Misalignment Mosaic: not treating cooperation as a black box
Authors: Shayak Nandi and fernanda Eliott, 2025
Here is a link to our paper, and here is a podcast summarizing this work.

- Focus problem:
- We use “mosaic” to illustrate that misalignments in Multi-Agent Systems occur across shapes, scales, and contexts, collectively forming a complex interpretive heterogeneity.
- Thus, the Misalignment Mosaic is a framework for diagnosing how semantic and interpretive ambiguity migrate from language to system design and ultimately to evaluation failures. It covers four components:
- Terminological Inconsistency;
- Interpretive Ambiguity;
- Concept-to-Code Decay;
- Morality as Cooperation.
- Together, these components help trace how misalignment arises from linguistic, epistemic, and framing assumptions embedded in MAS.
2. Why does it matter?
- Semantic gaps between how agents behave and how their behavior is framed and morally interpreted remain structurally unaddressed in MAS, despite its growing relevance in public-facing systems.
- We also call attention to sacrificial cooperation, in which self-interest or local utility is actively relinquished for the benefit of others, with no guaranteed reciprocity, thereby introducing loss, risk, or asymmetry into agent behavior.

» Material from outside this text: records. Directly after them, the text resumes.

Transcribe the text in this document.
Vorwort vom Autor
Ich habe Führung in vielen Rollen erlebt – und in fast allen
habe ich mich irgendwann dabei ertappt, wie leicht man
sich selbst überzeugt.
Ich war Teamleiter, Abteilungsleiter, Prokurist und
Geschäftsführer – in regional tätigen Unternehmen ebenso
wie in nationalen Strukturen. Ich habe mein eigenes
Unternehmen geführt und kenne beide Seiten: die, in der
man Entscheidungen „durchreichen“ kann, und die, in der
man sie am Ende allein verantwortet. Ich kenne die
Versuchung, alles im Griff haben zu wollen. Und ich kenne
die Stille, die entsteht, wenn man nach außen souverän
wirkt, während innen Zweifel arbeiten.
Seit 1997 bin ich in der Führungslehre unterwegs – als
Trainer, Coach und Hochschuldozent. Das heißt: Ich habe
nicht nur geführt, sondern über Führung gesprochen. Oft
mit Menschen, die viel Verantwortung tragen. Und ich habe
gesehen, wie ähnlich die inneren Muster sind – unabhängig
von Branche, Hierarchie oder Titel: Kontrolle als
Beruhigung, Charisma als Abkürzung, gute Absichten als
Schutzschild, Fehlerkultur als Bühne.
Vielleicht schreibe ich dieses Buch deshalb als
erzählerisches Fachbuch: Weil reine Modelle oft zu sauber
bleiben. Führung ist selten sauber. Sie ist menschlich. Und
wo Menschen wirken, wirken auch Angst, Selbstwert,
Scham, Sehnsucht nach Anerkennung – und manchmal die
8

Thus, does cooperation involve individual costs or risks without assured gain (sacrificial), or is it based on mutual benefit and rational strategy (strategic)?
- So what? Well, in human societies, sacrificial cooperation (where individuals incur personal costs to uphold collective welfare, even in the absence of guaranteed reciprocity) is central to moral systems. This raises fundamental questions about how MAS systems interpret, implement, and project cooperation, especially when deployed in environments where human observers may expect morally grounded, sacrificial behaviors — even when agents are only executing coordinative, utility-maximizing functions.
3. Discussion:
- We identify three interconnected drivers of interpretive misalignment in MAS:
- Coordination/cooperation ambiguity: these terms are used interchangeably, blurring conceptual boundaries.
- Conceptual fluctuation: key terms like cooperation acquire shifting meanings across system architecture, agent behavior, evaluation, and observer framing.
- Semantic instability: the anchoring of key terms becomes fragile or inconsistent, allowing meaning to drift across subfields, implementations, or observer perspectives. These dynamics systematically enable normative overreadings, in which coordination can be misread as cooperation and cooperation as moral alignment, producing interpretive, design-level, evaluative, and ultimately ethical risks.
4. Weakness:
- Our analysis centers on the ambiguity between cooperation and coordination. While we argue that this ambiguity is foundational to many misalignment risks, other overloaded terms in MAS (such as autonomy, alignment, or trust) require parallel diagnostic attention.
- Future efforts should explore how semantic instability propagates across AI domains, particularly as MAS-like architectures underpin increasingly complex agentic systems.
5. Where used:
- We are currently testing the framework in our lab in two domains: on a multi-agent systems testbed and in a human-AI partnership.